Après avoir passé quelques jours dans le bar, son oncle vint la rechercher. Le patron du bordel s’était plaint auprès de lui. Elle n’était pas disposée à travailler sans préservatif et à accepter les demandes perverses des clients. Comme les menaces du patron du bordel ne servaient à rien, il exigea que son oncle vienne la reprendre.
Il la plaça dans un autre club en lui disant « Tiens toi mieux ici, sinon je te mets dans un bordel de Turcs. Ils savent comment te mettre au travail, ça tu peux en être sûre ! » Il régnait ici une ambiance plus dure. Les femmes ne devaient ouvrir ni les fenêtres ni les rideaux. On avait collé une amende de 100 euros à Olga du fait qu’elle avait décidé de travailler uniquement avec un préservatif lors d’un échange buccal. Tout cela n’était devenu supportable qu’avec l’aide de beaucoup d’alcool.

(extraits de Um Gottes willen, Lea !, de Lea Ackermann, Freiburg im Breisgau, 2005)

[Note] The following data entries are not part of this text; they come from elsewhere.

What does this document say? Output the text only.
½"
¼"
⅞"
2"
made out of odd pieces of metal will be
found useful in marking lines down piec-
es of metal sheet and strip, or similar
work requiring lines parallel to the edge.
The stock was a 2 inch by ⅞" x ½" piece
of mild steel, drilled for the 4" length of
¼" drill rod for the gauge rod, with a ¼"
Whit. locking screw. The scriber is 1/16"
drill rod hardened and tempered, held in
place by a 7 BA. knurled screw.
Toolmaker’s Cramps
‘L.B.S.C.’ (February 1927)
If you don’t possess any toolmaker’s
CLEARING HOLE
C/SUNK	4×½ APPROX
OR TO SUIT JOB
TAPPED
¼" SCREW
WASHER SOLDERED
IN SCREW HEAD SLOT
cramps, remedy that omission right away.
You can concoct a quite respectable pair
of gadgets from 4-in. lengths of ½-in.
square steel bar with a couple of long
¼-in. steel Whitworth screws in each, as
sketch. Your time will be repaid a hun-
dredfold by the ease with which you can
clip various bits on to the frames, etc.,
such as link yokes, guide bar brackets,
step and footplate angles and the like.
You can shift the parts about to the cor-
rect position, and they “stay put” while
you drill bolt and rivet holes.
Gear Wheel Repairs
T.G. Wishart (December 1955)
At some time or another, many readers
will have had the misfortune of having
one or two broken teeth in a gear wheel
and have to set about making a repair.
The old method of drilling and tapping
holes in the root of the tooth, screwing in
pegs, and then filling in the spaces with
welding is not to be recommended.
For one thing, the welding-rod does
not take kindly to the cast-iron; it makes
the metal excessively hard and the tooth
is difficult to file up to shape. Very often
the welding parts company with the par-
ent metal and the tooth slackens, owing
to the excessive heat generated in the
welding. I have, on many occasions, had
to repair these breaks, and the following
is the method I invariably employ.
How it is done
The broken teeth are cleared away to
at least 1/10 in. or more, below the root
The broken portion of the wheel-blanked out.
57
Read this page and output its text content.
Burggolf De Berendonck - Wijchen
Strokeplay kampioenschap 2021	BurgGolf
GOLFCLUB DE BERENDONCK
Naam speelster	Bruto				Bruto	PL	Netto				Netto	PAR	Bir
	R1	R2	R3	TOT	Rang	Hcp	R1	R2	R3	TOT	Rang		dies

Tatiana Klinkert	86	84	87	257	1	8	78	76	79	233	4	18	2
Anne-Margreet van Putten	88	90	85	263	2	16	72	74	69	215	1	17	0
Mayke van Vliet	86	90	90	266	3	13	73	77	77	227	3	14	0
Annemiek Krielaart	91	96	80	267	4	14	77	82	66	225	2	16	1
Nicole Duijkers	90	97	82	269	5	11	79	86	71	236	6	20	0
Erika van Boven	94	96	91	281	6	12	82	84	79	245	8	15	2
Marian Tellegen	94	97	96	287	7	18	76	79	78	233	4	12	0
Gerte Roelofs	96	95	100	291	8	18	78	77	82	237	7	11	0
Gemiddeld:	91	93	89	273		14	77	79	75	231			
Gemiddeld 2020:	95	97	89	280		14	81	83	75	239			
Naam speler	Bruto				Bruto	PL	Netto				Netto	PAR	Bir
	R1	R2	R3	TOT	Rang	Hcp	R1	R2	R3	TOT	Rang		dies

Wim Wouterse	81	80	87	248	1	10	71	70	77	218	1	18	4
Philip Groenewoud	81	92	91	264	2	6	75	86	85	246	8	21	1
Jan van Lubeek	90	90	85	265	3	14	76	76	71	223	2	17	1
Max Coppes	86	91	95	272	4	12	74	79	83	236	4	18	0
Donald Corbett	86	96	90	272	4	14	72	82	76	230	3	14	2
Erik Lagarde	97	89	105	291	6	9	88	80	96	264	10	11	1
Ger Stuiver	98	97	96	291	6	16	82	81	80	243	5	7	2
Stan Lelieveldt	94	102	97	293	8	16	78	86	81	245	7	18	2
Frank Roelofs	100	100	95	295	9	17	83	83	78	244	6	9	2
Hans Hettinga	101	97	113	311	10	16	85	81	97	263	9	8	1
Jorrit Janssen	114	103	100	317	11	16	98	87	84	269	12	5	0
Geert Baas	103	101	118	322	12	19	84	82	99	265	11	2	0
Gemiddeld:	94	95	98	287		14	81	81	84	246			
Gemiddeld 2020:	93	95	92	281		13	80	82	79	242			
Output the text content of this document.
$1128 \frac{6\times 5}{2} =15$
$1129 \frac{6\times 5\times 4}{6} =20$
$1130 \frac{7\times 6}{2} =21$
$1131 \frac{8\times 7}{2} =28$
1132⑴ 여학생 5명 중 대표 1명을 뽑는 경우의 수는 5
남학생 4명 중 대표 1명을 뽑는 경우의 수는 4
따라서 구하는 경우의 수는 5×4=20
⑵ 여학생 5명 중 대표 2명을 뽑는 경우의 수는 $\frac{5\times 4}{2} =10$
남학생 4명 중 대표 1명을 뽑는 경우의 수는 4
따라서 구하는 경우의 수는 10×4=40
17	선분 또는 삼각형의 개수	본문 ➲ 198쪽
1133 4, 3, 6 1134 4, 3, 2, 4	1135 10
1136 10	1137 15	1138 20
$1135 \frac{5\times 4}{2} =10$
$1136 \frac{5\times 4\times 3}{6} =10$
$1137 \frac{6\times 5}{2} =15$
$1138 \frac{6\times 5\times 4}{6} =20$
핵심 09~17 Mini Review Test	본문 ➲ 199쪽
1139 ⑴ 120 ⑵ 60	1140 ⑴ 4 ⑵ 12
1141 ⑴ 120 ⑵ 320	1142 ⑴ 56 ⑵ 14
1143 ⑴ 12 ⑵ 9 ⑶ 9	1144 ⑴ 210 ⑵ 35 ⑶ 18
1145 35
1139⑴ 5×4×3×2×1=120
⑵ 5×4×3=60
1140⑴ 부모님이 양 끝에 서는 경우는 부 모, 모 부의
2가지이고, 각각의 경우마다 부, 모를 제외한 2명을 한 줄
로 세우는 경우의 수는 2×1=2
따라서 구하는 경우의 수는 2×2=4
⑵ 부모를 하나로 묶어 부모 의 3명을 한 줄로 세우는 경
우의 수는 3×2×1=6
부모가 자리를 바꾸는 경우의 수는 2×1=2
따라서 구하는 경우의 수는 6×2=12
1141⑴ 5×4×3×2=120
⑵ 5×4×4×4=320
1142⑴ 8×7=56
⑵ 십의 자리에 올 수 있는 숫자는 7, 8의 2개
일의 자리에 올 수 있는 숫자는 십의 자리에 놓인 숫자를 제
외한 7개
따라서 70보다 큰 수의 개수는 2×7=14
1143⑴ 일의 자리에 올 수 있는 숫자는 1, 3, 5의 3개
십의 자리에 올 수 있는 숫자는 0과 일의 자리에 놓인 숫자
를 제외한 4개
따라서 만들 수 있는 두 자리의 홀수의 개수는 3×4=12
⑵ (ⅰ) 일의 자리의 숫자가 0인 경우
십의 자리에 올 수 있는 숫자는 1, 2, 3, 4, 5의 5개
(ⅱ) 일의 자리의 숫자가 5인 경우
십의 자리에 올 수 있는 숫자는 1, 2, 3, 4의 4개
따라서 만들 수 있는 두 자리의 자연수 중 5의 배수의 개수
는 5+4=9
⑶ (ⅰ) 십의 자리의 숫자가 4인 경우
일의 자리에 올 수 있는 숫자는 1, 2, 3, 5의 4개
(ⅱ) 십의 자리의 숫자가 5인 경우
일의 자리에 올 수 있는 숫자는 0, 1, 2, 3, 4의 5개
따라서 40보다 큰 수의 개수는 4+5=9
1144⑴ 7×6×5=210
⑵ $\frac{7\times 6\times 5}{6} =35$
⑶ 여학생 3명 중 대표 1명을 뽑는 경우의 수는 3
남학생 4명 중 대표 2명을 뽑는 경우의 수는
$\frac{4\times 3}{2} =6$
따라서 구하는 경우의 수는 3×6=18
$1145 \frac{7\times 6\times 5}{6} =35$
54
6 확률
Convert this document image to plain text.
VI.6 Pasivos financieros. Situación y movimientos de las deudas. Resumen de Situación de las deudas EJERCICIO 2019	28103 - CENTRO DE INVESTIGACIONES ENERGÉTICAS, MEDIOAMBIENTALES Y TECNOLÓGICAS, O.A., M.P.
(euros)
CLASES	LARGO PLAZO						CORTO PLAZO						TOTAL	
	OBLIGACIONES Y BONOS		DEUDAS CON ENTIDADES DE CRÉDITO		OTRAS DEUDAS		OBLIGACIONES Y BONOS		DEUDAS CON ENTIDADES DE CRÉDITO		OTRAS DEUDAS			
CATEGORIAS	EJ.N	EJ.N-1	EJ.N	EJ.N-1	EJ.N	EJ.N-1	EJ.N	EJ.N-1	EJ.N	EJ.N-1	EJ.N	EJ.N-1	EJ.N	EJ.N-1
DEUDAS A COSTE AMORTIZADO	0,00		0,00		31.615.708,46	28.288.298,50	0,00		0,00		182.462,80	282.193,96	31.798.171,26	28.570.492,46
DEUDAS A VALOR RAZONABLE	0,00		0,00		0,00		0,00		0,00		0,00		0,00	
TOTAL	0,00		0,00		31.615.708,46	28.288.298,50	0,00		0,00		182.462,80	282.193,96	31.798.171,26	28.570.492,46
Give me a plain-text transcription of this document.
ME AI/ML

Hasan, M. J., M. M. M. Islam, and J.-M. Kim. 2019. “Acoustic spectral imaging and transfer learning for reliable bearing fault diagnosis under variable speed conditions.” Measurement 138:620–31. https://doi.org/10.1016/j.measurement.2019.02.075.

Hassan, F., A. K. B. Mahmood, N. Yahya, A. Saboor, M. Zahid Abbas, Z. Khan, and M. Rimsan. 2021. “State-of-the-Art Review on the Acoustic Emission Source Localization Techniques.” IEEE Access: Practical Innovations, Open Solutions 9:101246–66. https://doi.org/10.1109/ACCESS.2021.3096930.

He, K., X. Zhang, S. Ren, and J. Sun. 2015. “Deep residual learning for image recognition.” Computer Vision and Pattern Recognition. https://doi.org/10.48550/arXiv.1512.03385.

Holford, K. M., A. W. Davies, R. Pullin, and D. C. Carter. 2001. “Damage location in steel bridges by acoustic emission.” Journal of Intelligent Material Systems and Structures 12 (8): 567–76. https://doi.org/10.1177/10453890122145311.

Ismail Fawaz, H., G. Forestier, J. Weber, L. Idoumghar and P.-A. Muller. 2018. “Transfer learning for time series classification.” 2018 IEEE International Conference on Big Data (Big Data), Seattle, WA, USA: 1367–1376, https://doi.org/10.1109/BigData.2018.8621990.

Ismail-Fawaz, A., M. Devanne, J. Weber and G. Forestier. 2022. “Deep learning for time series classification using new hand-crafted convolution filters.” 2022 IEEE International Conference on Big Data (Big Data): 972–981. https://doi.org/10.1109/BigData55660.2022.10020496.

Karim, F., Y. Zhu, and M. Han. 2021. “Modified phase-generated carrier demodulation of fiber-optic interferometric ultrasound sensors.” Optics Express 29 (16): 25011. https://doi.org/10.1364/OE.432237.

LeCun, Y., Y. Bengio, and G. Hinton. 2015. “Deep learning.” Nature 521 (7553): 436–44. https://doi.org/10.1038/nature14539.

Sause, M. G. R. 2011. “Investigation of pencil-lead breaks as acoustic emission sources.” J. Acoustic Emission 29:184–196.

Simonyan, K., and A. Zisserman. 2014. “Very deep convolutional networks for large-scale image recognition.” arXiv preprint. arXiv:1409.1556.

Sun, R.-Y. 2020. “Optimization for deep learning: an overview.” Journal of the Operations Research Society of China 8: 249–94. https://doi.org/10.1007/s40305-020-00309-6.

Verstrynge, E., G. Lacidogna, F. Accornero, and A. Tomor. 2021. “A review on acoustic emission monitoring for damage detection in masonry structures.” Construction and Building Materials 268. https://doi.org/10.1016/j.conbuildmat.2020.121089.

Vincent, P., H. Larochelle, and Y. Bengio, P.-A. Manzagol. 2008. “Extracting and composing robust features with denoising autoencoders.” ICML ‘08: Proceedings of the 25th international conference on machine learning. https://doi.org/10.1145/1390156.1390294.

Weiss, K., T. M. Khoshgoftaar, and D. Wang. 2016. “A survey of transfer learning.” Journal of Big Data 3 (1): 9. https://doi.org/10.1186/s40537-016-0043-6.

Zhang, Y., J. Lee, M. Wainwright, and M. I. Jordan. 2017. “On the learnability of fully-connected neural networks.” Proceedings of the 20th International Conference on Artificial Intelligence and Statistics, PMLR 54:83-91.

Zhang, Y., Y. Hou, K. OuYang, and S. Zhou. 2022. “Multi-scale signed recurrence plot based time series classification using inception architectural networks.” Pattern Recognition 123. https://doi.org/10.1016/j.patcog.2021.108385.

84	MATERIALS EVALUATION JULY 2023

Monika, prostituée dans un bordel en Belgique

Les filles sont déclarées treize heures par semaine. En réalité, on travaille vingt-quatre heures sur vingt-quatre. Disponibles à toute heure du jour et de la nuit. Nourries, logées, blanchies. Il m’est arrivé de ne pas arrêter de six heures du matin le samedi à une heure du matin dans la nuit du dimanche.
Quand les clients sont là, il faut les faire boire.(...) La patronne prend un pourcentage sur les bouteilles. Elle retire 1000FF par mois pour la nourriture, le logement, le linge. Enfin, en théorie, parce que l’argent, je n’en ai jamais vu la couleur.
Pendant un mois et demi, je ne suis jamais sortie. J’ai vécu de la chambre au bar. Dans la pénombre, sans voir la lumière du jour. (...)
La police vient voir si les filles sont déclarées. Elles le sont pour 13h par semaine. Les flics avalent ça. Ils ne font jamais le tour, ne vont même pas voir les chambres. (...) À un moment, il y a eu une mineure, elle était planquée dans une chambre derrière. Ils ne sont jamais allés voir. (...) Tant qu’il n’y a pas de violences visibles, les flics ferment les yeux.

(Prostitution et Société, n° 134)


Roselyne, ancienne prostituée en Belgique et dans le Nord de la France

La réouverture des maisons closes ? « Ce serait laisser la porte ouvert à toutes les saloperies et les trafics. On laisse les filles enfermées physiquement et psychologiquement : elles ont encore moins de contact avec le monde extérieur, les associations », assure l’ancienne professionnelle. « Sur le trottoir, c’est toi qui choisis tes clients. Pas dans les bordels, où le client paye et fait ce qu’il veut. Dans le bar où j’ai travaillé en Belgique, j’ai vu des copines massacrées alors que le client était sorti depuis longtemps ».